The function AssayMutRatio is to use the well established RT-PCR assays information to detect mutation ratio in different SARS-CoV-2 genomic sites. The output will be series of figures presenting the mutation profile using a specific assay (output as file, the arrows show the directions of primers (red) and probes (blue). F1, R2, P1 for 5’, F2, R1, P2 for 3’) and a figure for comparison between the mutation ratio by each assay (if outdir is NULL, it returns only the figure for comparison). To some extent we believe that the lower the mutation ratio, the higher the reliability of RT-PCR.
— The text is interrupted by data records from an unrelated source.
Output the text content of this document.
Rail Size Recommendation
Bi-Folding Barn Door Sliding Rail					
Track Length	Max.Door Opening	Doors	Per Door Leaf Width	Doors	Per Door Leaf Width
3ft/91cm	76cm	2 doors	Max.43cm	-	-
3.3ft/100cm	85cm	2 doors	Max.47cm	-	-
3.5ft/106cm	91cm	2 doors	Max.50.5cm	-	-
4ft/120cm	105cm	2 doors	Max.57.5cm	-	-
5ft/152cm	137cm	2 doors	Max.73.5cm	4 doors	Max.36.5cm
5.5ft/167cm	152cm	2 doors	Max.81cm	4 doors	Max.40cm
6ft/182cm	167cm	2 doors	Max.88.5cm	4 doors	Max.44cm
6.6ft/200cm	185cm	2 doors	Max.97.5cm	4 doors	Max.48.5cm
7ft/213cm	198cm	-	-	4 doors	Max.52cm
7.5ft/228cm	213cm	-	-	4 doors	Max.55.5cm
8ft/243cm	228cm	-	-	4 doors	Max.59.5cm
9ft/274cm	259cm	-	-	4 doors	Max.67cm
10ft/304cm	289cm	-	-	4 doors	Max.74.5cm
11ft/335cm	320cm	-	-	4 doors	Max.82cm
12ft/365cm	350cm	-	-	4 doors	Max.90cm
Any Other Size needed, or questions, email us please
Total <- 4000 ## Total Cleared GISAID fasta data, sekitseq
#outdir <- tempdir()
#Output the results
AssayMutRatio(nucmerr = nucmerr,
              assays = assays,
              totalsample = Total,
              plotType = "logtrans",
              outdir = NULL)
Mutation detection rate using different assays

Mutation detection rate using different assays

If outdir is specified, one of the output figure of assays is like:

Bacth assay analysis for last five Nr of primers

Last five nucleotides of primer mutation count/type for any RT-PCR primer. This is also an evaluation aspect for assays efficiency.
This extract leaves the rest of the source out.